I’ve taken a cue from females in the public eye that I look up to who have shot down interviewers who wanted to talk about their appearance, dress, diet, lingerie under their badass superhero outfits (looking at you, ScarJo), how they balance being a mom and successful. Because for the most part this doesn’t happen as frequently to men. And for the most part, men are not expected to tolerate it.

There is a time and a place for certain conversations.

And taking a conversation about someone’s work and turning it into a conversation about them as a sexual being is absolutely not okay.

The person whom I had this conversation with can still see my site. He could, theoretically, be reading this now. Maybe you’re wondering why I blocked you. Maybe you’re genuinely wondering why our conversation ended so abruptly because you thought we were getting along.  Maybe you’re thinking I’m a stuck up bitch.

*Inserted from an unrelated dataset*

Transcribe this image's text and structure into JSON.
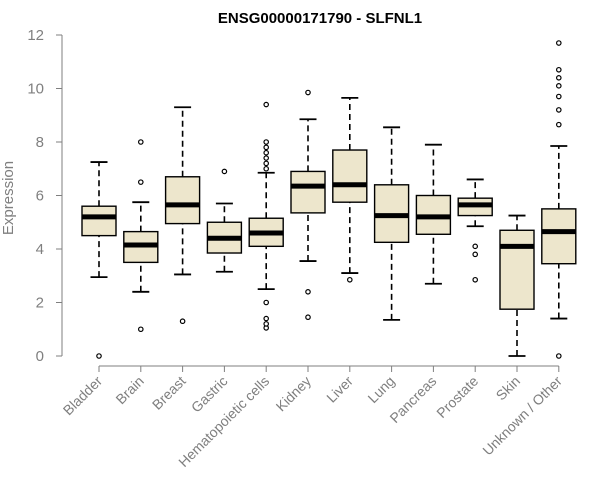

The fact is, if you approach someone about their work, keep things about their work. My work, and comments on my work, are not an opening to comment on me on a personal level. All I should be to you are words on a screen – stories, and essays. I am not a dream girl. I am not “really cute”. I’m a writer. I gave you access to me as a reader to a writer, not as a man to a woman.

Learn to respect those boundaries. Learn to see those boundaries.

Update

I have sat on this post since January 22nd, wary to speak harshly and out of anger. But coming back and rereading what I wrote in the heat of the moment, I still absolutely resonate with my words.

I understand that if I want to “make it” as a writer, I will likely be subjected to this behavior many a time over, and possibly worse. This was fairly innocent, and just extremely frustrating as someone who just wanted to talk about my writing with a fan/another writer. I didn’t want to talk about my worth as a partner, as a “dream girl.” Because I refute the idea of a “Dream Girl” just as much as I am repulsed by the idea of a “man of my dreams”.

So, moving forward, unless it is someone directly connecting from a conversation from a writing group I will now direct all private messages to my author’s accounts. This will help set a boundary that I am making myself available as a professional and not on a personal level.